Since BRCA1 and BRCA2 are critical factors for homologous recombination, which mediate repair of DNA damaged by cisplatin, we hypothesized that restoration of functional BRCA1/2 expression is one of the mechanisms of acquired cisplatin resistance of BRCA1/2-deficient cells. Indeed, we recently showed evidence for the restoration of BRCA1 and BRCA2 expression in platinum-resistant ovarian cancer samples obtained from BRCA1 and BRCA2 mutation carriers, respectively. We found secondary intragenic BRCA1/2 mutations that limited the severity of the initial mutation by restoring the transcript’s reading frame. Additionally, we carried out in vitro selection of BRCA2-mutated pancreatic and ovarian cancer cells in the presence of cisplatin and analyzed the surviving clones for BRCA2 protein expression. A large fraction of the cisplatin-selected clones re-expressed BRCA2 protein and were resistant to cisplatin. These clones acquired secondary mutations in the BRCA2 gene, either changes at the original mutation site or compensatory mutations close to the original mutation, which restored the reading frame. These clones with restored BRCA2 were cross-resistant to poly(ADP-ribose) polymerase (PARP) inhibitor, a promising new drug which kills BRCA1/2-deficient cells effectively. The re-expressed BRCA2 proteins were functional, as evidenced by restoration of ionizing radiation-induced RAD51 foci formation and homologous recombination. Importantly, these clones could be re-sensitized to cisplatin after BRCA2 depletion with BRCA2 siRNAs, demonstrating that restored BRCA2 is responsible for acquired cisplatin resistance in these clones. These studies demonstrate that BRCA restoration is an important mechanism of cisplatin resistance. Since BRCA1/2 restoration does not explain all cases of cisplatin resistance, we are currently investigating other mechanisms of chemoresistance in BRCA-deficient cancer cells.

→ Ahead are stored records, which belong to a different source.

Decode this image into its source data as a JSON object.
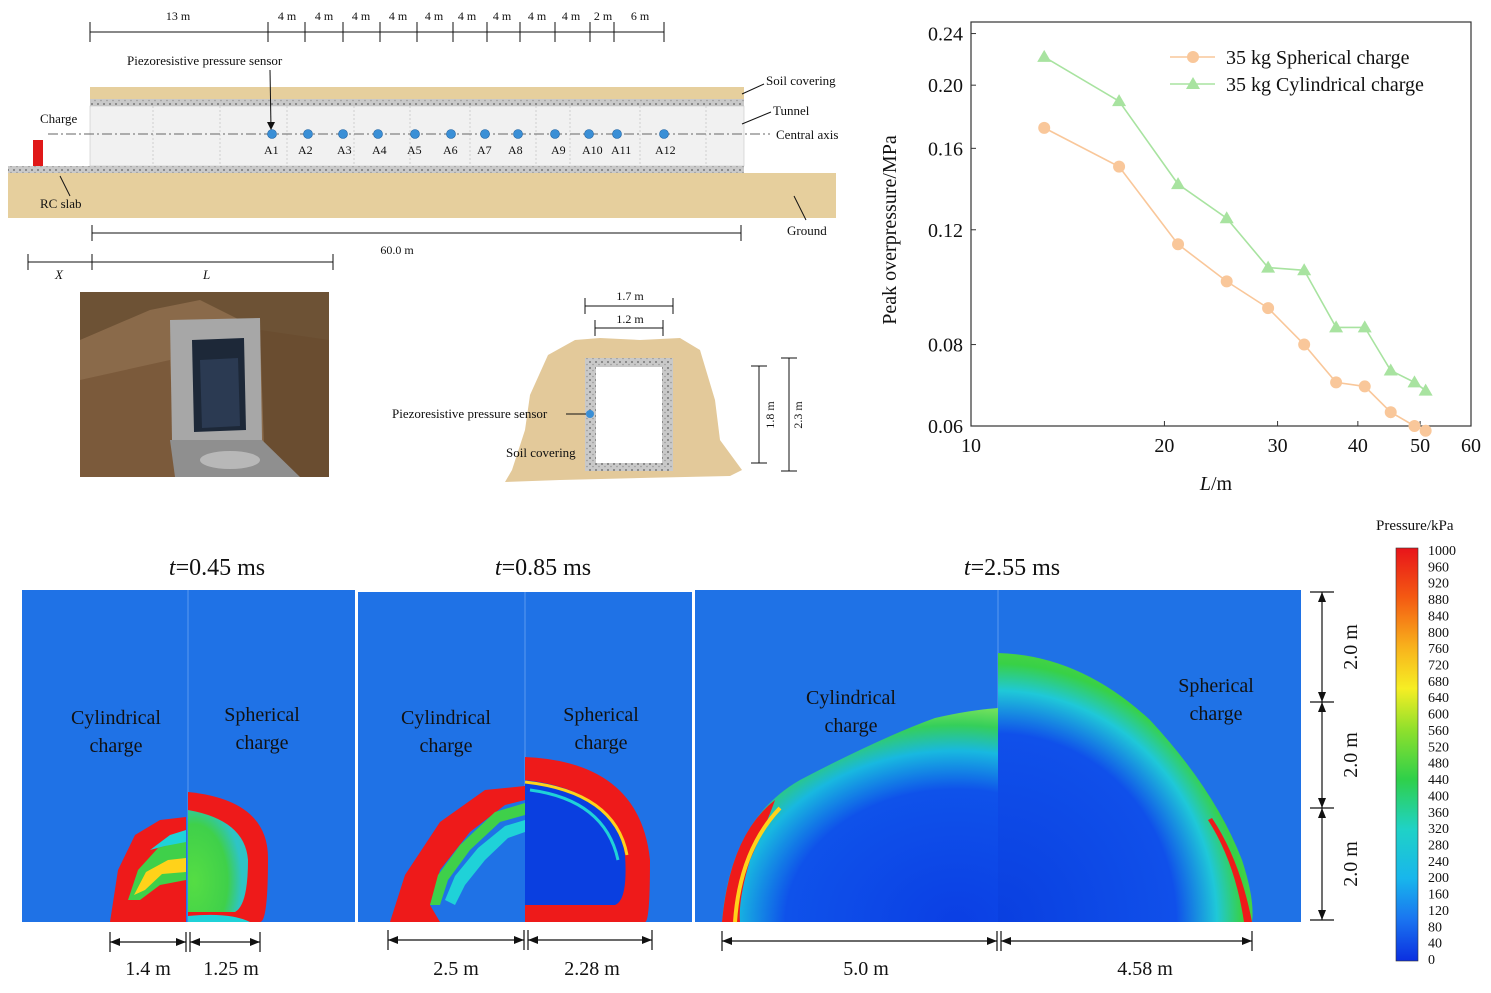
{
  "layout_figure": {
    "segments": [
      "13 m",
      "4 m",
      "4 m",
      "4 m",
      "4 m",
      "4 m",
      "4 m",
      "4 m",
      "4 m",
      "4 m",
      "2 m",
      "6 m"
    ],
    "labels": {
      "piezo": "Piezoresistive pressure sensor",
      "soil": "Soil covering",
      "tunnel": "Tunnel",
      "axis": "Central axis",
      "charge": "Charge",
      "slab": "RC slab",
      "ground": "Ground",
      "total": "60.0 m",
      "x": "X",
      "l": "L"
    },
    "sensors": [
      "A1",
      "A2",
      "A3",
      "A4",
      "A5",
      "A6",
      "A7",
      "A8",
      "A9",
      "A10",
      "A11",
      "A12"
    ]
  },
  "section_figure": {
    "w_outer": "1.7 m",
    "w_inner": "1.2 m",
    "h_inner": "1.8 m",
    "h_outer": "2.3 m",
    "sensor": "Piezoresistive pressure sensor",
    "soil": "Soil covering"
  },
  "chart_data": {
    "type": "line",
    "xlabel_italic": "L",
    "xlabel_unit": "/m",
    "ylabel": "Peak overpressure/MPa",
    "xscale": "log",
    "yscale": "log",
    "xlim": [
      10,
      60
    ],
    "ylim": [
      0.06,
      0.25
    ],
    "xticks": [
      10,
      20,
      30,
      40,
      50,
      60
    ],
    "xtick_labels": [
      "10",
      "20",
      "30",
      "40",
      "50",
      "60"
    ],
    "yticks": [
      0.06,
      0.08,
      0.12,
      0.16,
      0.2,
      0.24
    ],
    "ytick_labels": [
      "0.06",
      "0.08",
      "0.12",
      "0.16",
      "0.20",
      "0.24"
    ],
    "legend_position": "top-right",
    "series": [
      {
        "name": "35 kg Spherical charge",
        "color": "#f9c79a",
        "marker": "circle",
        "x": [
          13,
          17,
          21,
          25,
          29,
          33,
          37,
          41,
          45,
          49,
          51
        ],
        "y": [
          0.172,
          0.15,
          0.114,
          0.1,
          0.091,
          0.08,
          0.07,
          0.069,
          0.063,
          0.06,
          0.059
        ]
      },
      {
        "name": "35 kg Cylindrical charge",
        "color": "#a8e3a0",
        "marker": "triangle",
        "x": [
          13,
          17,
          21,
          25,
          29,
          33,
          37,
          41,
          45,
          49,
          51
        ],
        "y": [
          0.221,
          0.189,
          0.141,
          0.125,
          0.105,
          0.104,
          0.085,
          0.085,
          0.073,
          0.07,
          0.068
        ]
      }
    ]
  },
  "sim_panels": [
    {
      "t_italic": "t",
      "t_value": "=0.45 ms",
      "left_label": [
        "Cylindrical",
        "charge"
      ],
      "right_label": [
        "Spherical",
        "charge"
      ],
      "dim_left": "1.4 m",
      "dim_right": "1.25 m"
    },
    {
      "t_italic": "t",
      "t_value": "=0.85 ms",
      "left_label": [
        "Cylindrical",
        "charge"
      ],
      "right_label": [
        "Spherical",
        "charge"
      ],
      "dim_left": "2.5 m",
      "dim_right": "2.28 m"
    },
    {
      "t_italic": "t",
      "t_value": "=2.55 ms",
      "left_label": [
        "Cylindrical",
        "charge"
      ],
      "right_label": [
        "Spherical",
        "charge"
      ],
      "dim_left": "5.0 m",
      "dim_right": "4.58 m"
    }
  ],
  "height_dims": [
    "2.0 m",
    "2.0 m",
    "2.0 m"
  ],
  "colorbar": {
    "title": "Pressure/kPa",
    "ticks": [
      "1000",
      "960",
      "920",
      "880",
      "840",
      "800",
      "760",
      "720",
      "680",
      "640",
      "600",
      "560",
      "520",
      "480",
      "440",
      "400",
      "360",
      "320",
      "280",
      "240",
      "200",
      "160",
      "120",
      "80",
      "40",
      "0"
    ]
  },
  "colors": {
    "background_blue": "#1f72e6",
    "deep_blue": "#0a3fe0",
    "red": "#ee1a1a",
    "green": "#3fd04a",
    "cyan": "#1fd2d8",
    "soil": "#e6cf9d",
    "concrete": "#f2f2f2"
  }
}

Identification of new chemotherapeutic compounds to overcome cisplatin resistance
Platinum compounds, such as cisplatin (cis-diamminedichloroplatinum(II)) and carboplatin, are DNA interstrand crosslink (ICL)-inducing agents. ICLs bind both strands of the DNA helix, inhibit DNA replication and RNA transcription, and induce cell cycle arrest and apoptosis. Platinum compounds are widely used for the treatment of multiple cancers, including ovarian, testicular, lung and some pediatric tumors. Ovarian cancers initially respond very well to platinum-based therapy. However, many patients eventually relapse with platinum-resistant disease.
Various platinum resistance mechanisms have been proposed, including restoration of DNA repair pathways affected in the tumor (see above). Therefore, identifying small molecules that inhibit DNA repair pathways responsible for cellular resistance to ICLs is a promising strategy to overcome platinum resistance. Since the Fanconi anemia pathway is required for cellular resistance to ICLs, we screened small molecule libraries to identify FA pathway inhibitors. We identified 26 inhibitors of the FA pathway, and demonstrated that about half of them synergize with cisplatin to kill ovarian cancer cells, through inhibition of the FA pathway. These molecules could be of high clinical interest to treat cancers, particularly after occurrence of resistance to cisplatin.
Defects in DNA repair lead to genomic instability and sensitivity to DNA damaging agents. Restoration of DNA repair in cancer cells can promote resistance to DNA damaging chemotherapeutic agents.
BRCA1/2 restoration due to BRCA1/2 secondary mutations is an important mechanism of cisplatin resistance in BRCA1/2-mutated tumors.